What would Mantle have been like with a miracle elixir that let him come back from injuries? What would Maris have been like (it wasn’t just the bad taste of public reaction that led him to retire seven years later – he only played two full seasons after he broke Ruth’s record)? Or Albert Belle? Or every sore-armed pitcher whom McGwire faced, or faced at less than full strength, or would never face at all?
If something improper, immoral, illegal, or unethical was used by Mark McGwire to get himself back on the field, and if it really did nothing whatsoever to add enough power to get transform just thirty of what had been his fly ball outs, into the stands each year – it, by itself, was a performance-enhancing drug.
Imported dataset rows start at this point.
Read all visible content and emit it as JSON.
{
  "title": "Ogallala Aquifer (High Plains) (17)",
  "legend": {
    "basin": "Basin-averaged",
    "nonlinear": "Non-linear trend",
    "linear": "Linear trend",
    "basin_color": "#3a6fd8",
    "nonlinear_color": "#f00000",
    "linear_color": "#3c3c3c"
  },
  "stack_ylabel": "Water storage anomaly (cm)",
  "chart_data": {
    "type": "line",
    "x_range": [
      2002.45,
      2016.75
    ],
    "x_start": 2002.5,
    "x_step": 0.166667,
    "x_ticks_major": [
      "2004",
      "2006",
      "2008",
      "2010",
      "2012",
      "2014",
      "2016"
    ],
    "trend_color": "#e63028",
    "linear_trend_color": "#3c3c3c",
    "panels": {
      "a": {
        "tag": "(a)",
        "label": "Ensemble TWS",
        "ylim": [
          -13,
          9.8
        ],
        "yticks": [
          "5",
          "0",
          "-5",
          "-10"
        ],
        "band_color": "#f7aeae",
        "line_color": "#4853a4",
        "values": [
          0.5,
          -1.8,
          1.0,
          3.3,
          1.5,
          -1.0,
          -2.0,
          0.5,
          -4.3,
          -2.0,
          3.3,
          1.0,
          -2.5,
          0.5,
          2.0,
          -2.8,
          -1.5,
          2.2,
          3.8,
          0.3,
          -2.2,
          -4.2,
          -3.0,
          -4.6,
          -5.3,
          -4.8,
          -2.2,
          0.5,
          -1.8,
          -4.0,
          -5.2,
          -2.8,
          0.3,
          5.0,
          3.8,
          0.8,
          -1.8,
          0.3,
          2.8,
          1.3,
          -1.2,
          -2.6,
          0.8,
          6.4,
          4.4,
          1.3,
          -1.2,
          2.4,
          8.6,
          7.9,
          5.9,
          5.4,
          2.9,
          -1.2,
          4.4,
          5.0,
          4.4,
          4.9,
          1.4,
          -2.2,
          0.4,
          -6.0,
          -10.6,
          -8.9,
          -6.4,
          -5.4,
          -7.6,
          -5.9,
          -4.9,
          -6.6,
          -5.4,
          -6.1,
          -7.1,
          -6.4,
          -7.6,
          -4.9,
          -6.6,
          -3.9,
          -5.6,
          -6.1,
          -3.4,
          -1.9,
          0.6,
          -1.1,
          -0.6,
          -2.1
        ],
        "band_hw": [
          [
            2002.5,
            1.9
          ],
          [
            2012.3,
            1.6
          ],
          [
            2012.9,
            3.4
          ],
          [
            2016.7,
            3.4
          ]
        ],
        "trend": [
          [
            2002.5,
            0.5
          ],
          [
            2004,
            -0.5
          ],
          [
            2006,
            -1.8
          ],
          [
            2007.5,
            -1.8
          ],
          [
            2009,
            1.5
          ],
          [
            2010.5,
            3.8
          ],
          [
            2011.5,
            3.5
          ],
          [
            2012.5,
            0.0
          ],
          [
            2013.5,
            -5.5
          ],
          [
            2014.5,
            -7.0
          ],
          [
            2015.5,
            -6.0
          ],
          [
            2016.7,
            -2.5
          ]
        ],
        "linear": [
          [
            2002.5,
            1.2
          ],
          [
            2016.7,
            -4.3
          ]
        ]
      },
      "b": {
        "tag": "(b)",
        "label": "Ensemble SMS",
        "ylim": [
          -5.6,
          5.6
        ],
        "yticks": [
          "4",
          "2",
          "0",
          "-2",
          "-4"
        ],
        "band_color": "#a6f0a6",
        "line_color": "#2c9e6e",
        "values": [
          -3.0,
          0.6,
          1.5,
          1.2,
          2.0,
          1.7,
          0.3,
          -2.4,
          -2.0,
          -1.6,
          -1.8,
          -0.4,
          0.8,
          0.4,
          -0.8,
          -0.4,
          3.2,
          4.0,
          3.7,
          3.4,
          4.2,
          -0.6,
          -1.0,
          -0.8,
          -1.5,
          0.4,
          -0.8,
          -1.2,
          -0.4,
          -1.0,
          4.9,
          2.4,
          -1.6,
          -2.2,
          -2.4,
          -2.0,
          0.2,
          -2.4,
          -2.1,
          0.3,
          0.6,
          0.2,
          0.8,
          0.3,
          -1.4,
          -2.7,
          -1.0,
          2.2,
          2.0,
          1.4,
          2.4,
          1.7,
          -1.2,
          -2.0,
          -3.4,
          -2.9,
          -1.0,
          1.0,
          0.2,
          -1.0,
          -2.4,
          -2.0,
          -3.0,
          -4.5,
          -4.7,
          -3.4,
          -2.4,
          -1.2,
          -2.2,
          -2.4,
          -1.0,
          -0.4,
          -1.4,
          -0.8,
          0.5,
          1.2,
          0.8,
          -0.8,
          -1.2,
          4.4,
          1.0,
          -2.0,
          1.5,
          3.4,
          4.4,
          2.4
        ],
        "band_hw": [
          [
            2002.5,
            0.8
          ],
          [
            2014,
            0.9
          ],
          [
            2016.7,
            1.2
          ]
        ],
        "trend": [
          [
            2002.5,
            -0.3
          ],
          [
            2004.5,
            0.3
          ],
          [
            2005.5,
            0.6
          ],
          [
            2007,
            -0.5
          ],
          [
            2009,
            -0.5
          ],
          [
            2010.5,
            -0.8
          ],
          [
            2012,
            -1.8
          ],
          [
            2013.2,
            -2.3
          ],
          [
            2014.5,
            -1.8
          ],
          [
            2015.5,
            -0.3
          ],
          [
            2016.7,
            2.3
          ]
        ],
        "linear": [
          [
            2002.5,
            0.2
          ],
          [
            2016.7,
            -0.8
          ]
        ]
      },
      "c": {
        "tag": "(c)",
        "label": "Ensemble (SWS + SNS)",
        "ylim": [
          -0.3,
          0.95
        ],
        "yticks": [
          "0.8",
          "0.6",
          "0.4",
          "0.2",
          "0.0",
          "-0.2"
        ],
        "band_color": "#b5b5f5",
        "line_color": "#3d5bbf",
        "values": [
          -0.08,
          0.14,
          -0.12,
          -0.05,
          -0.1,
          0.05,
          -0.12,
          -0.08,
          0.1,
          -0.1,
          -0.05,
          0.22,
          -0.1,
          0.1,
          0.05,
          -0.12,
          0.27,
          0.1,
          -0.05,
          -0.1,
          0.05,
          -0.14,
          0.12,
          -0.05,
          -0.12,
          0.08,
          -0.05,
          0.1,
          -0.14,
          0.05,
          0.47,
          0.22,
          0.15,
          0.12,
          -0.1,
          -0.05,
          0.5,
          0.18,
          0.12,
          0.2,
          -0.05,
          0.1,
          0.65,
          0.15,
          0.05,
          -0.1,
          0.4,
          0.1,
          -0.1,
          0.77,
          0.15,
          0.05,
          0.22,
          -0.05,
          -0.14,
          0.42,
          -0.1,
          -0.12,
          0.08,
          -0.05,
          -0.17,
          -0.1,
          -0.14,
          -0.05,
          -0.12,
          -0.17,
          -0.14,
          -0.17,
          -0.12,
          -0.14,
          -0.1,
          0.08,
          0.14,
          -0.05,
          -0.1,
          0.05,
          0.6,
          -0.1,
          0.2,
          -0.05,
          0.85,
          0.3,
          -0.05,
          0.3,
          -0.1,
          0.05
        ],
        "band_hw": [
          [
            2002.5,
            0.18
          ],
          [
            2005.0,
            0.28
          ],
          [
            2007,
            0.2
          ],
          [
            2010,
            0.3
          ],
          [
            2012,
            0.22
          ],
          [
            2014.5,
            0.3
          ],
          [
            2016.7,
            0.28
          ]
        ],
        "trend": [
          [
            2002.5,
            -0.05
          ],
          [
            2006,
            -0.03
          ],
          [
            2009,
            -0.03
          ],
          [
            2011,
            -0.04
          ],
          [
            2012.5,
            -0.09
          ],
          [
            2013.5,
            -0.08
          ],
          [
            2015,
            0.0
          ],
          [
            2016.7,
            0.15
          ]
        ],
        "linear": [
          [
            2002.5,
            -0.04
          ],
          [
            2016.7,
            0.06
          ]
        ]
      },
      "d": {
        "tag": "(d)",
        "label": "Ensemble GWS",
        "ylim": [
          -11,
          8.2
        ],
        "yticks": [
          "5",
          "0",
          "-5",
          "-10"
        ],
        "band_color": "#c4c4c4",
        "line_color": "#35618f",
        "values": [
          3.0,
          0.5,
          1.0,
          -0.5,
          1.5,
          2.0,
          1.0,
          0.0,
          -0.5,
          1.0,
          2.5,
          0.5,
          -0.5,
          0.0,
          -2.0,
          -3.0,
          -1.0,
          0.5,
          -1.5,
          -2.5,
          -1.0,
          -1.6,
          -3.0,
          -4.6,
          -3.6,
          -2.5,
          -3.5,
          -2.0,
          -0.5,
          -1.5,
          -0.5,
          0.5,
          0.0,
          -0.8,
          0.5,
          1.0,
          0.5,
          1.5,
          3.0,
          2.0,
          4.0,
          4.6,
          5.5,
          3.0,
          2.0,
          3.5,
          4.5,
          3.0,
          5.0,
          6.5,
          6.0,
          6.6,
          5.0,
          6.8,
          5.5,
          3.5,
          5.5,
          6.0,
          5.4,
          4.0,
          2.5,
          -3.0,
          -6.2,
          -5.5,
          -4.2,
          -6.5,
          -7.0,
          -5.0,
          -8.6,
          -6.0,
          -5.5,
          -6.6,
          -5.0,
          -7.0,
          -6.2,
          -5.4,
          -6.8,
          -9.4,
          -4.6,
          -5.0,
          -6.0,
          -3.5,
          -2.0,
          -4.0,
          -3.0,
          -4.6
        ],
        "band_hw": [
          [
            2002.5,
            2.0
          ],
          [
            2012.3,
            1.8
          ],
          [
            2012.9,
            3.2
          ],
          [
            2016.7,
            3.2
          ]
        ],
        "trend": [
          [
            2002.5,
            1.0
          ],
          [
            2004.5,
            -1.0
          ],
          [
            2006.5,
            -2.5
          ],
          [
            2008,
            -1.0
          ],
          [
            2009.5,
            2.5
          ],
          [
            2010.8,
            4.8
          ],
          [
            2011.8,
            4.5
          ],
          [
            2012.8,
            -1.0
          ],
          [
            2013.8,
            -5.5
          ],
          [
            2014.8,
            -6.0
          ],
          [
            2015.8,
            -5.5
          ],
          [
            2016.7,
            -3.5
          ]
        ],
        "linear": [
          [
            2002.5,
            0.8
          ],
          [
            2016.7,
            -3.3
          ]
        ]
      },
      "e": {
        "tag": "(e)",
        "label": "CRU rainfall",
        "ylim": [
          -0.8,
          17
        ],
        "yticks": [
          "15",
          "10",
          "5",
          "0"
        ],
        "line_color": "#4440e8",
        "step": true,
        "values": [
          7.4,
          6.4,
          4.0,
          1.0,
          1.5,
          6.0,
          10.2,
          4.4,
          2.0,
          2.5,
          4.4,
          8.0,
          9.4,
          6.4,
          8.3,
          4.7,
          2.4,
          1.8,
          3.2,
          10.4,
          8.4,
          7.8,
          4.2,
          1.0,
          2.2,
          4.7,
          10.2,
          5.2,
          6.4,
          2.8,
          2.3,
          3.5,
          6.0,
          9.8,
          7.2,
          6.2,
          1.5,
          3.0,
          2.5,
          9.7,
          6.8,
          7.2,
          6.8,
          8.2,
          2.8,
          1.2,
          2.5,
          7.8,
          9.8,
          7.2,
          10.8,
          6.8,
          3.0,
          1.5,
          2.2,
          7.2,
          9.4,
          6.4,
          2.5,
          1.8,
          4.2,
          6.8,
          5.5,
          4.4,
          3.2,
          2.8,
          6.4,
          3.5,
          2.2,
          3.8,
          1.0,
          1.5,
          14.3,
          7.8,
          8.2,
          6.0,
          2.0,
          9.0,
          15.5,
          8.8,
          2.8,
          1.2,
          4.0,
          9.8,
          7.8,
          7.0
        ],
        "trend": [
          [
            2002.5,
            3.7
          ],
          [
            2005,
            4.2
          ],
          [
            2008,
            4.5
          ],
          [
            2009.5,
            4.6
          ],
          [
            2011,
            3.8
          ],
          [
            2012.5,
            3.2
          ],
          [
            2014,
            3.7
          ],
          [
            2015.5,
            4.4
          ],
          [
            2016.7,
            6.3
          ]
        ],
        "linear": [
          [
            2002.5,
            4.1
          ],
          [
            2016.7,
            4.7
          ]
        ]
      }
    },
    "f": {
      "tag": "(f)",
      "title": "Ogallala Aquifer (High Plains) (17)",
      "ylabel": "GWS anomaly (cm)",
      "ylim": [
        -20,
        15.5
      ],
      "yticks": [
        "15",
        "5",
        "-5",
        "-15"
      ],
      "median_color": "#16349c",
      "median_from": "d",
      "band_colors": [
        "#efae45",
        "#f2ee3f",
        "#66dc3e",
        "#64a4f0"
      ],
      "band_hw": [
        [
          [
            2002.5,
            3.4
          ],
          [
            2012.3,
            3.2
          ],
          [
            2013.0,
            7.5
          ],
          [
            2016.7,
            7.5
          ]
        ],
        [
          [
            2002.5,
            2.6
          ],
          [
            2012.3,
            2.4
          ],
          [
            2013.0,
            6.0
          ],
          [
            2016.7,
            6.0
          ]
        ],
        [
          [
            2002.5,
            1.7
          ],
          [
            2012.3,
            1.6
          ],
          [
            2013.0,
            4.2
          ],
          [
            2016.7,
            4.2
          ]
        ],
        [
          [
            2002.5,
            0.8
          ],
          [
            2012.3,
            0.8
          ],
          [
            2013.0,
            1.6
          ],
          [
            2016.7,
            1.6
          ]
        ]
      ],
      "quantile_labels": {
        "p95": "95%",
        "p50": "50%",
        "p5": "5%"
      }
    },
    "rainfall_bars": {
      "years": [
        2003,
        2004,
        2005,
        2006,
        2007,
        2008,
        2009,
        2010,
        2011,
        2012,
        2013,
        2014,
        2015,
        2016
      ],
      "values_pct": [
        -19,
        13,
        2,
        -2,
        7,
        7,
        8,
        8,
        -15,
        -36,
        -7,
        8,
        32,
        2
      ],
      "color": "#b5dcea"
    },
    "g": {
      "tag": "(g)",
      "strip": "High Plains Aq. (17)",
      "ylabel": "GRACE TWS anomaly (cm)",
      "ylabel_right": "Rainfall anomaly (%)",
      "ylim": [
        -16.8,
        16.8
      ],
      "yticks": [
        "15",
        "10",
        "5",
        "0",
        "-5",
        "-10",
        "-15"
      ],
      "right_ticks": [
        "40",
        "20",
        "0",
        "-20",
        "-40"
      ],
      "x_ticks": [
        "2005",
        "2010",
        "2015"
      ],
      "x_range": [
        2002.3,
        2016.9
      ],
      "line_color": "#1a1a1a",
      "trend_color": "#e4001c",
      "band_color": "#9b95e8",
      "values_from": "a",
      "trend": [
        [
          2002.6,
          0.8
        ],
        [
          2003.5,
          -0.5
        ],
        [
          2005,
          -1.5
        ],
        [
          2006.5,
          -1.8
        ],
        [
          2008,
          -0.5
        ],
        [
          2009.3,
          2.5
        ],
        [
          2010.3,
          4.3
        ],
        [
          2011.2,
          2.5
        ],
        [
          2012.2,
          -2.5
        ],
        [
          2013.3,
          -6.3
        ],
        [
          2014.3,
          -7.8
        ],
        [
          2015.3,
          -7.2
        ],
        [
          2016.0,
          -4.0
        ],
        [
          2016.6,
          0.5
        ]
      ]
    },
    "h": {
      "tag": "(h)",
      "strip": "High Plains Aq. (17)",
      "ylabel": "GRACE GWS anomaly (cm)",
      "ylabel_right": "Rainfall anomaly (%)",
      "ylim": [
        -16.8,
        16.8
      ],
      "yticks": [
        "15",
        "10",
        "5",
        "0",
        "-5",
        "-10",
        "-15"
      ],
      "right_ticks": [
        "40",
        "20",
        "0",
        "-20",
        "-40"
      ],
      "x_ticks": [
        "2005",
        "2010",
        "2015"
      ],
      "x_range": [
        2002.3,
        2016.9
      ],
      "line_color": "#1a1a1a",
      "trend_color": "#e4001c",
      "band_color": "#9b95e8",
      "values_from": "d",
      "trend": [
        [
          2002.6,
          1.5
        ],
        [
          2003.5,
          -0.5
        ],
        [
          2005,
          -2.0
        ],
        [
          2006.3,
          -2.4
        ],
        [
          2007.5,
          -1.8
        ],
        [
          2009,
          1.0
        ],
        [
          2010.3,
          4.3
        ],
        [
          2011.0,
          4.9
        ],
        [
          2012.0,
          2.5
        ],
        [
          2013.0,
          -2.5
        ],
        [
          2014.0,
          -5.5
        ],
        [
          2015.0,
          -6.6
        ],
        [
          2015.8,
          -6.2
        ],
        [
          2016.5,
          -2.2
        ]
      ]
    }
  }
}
In some ways it becomes even more of a performance-enhancing drug: it didn’t just improve what he did from, say, 40 to 70.
It increased it from 0 to 70.
Plug: we’ll deconstruct parts of the MLB Network interview with McGwire, tonight on Countdown.
UPDATE: You’ll notice a comment comparing the euphoria effects of amphetamines to the hypothetical effects of steroids as McGwire misunderstands them. Clearly I wasn’t explicit enough, so consider that the sentence I wrote above, “What would Mantle have been like with a miracle elixir that let him come back from injuries?” as actually reading, “What would Mantle have been like with a miracle elixir that let him come back healthy from injuries, as opposed to a drug that temporarily left him too stoned and/or strung out to care.”
Also, “FAIL”? When did the condescending use of this word as an argument-ender jump the shark, 2006 or 2005?